Atrocious conditions in Bangladesh tanneries
|Publication Date||7 June 2013|
|Cite as||IRIN, Atrocious conditions in Bangladesh tanneries, 7 June 2013, available at: http://www.refworld.org/docid/51b700374.html [accessed 26 May 2017]|
|Disclaimer||This is not a UNHCR publication. UNHCR is not responsible for, nor does it necessarily endorse, its content. Any views expressed are solely those of the author or publisher and do not necessarily reflect those of UNHCR, the United Nations or its Member States.|
Despite working 12 hours a day and exposing herself to toxic chemicals, 55-year old Taslima Begum, a tannery worker in Hazaribagh, an industrial neighbourhood in Bangladesh's capital Dhaka, earns just US$40 per month.
"Yes, the pay is very low and I know the health risks, but I don't have other alternatives," she said. The mother-of-five says she has no choice if she is to feed her family and ailing husband.
Hazaribagh's 150 tanneries employ over 12,000 workers.
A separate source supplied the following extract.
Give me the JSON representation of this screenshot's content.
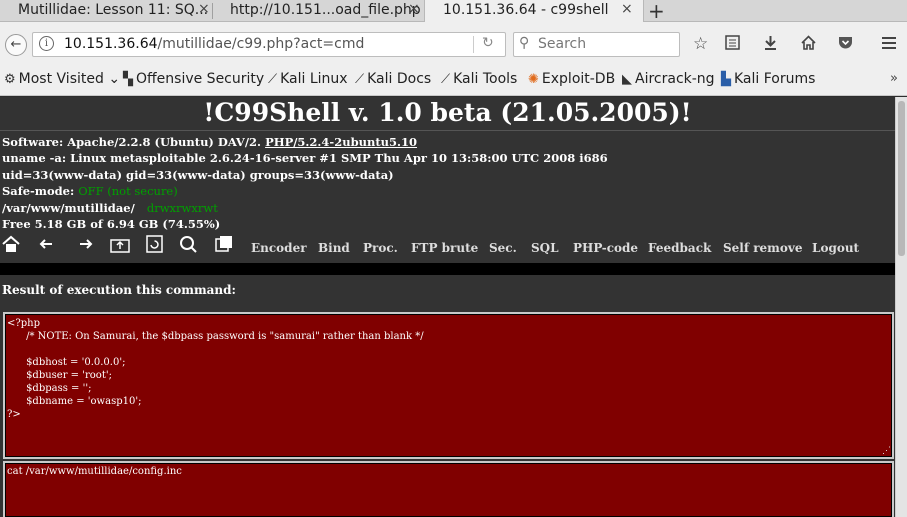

In some cases, conditions in the tanneries are worse than in the notorious garment industry.
According to the government's National Institute of Preventive and Social Medicine, with so many "floating" workers in the sector, the full health impact is not known.
"You will not see the same worker for a long time so the health problems are often not diagnosed," said the Institute's Manzurul Haque Khan, an assistant professor of occupational and environmental health.
Working in dark, congested and unhealthy conditions without protective measures, including masks, many workers get skin or respiratory infections, as well as other serious health ailments, he said.
"Over the years, the owners' profit has increased but our salary does not. We continue to receive a low salary," said Mohammad Zinnah, a 50-year-old leather worker who has been in the job for the last 25 years.
He earns just $100 a month. Most male workers receive $80-$100, while women and children earn $40-50 a month working almost 12 hours a day, seven days a week, IRIN found. Affording medical care is almost impossible.
"I'm afraid if I see a doctor I will be diagnosed with a serious illness," said 22-year-old worker Samiur Rahman, who has been working in the industry for the past seven years.
"Hazaribagh is considered one of the most polluted urban environments in the world," said Richard Pearshouse, a senior health researcher with Human Rights Watch (HRW).
Past and present tannery workers described and displayed a full range of health conditions, including prematurely aging; discoloration; itchy, peeling, acid-burned, and rash-covered skin; fingers corroded to stumps; aches, dizziness and nausea; and disfigured or amputated limbs, according to a 2012 HRW report.
Many complained that their tannery did not supply gloves, masks, boots and aprons, and if they did, they failed to supply sufficient quantities.
"We found extreme industrial pollution, widespread residential health problems, an occupational health crisis among workers, and children performing hazardous work in some tanneries in Hazaribagh," Pearshouse said.
Relocation plans on hold
According to the Bangladesh Department of Environment, about 21,600 cubic metres of environmentally hazardous and toxic waste is emitted daily from the tanneries, including chromium, sulphur, ammonium, salt and other chemicals.
In 2001, Bangladesh's High Court ruled that the government should ensure the tanneries install adequate means to treat their waste. However, the government has failed to do that. Later, in 2009, the High Court ruled that the government should relocate the tanneries outside Dhaka or close them down - also ignored.
"There's been talk of relocating to an industrial area for over two decades, but the plan is still bogged down by the industry's demands for compensation and tax breaks. Meanwhile, the health crisis among local residents and the tannery workers continues to grow," HRW's Pearshouse said.
"The Hazaribagh tannery workers work in very congested areas and they have very old machinery. If tanneries are relocated in a wide space, the working condition could be improved in a great way. But there is no indication that they can be relocated soon," Philip Gain, executive editor of Society for Environment and Human Development, told IRIN.
Gain said workers should be educated about the health risks so that they can put pressure on owners to ensure a safe environment, while HRW's Pearhouse thinks foreign companies buying leather from Bangladesh should stop looking for the cheapest leather and start monitoring working conditions.
Bangladesh exports leather to some 70 countries - mostly China, South Korea, Japan, Italy, Germany, Spain and the USA. Leather export revenues have been increasing by an average of $41 million per year, according to HRW.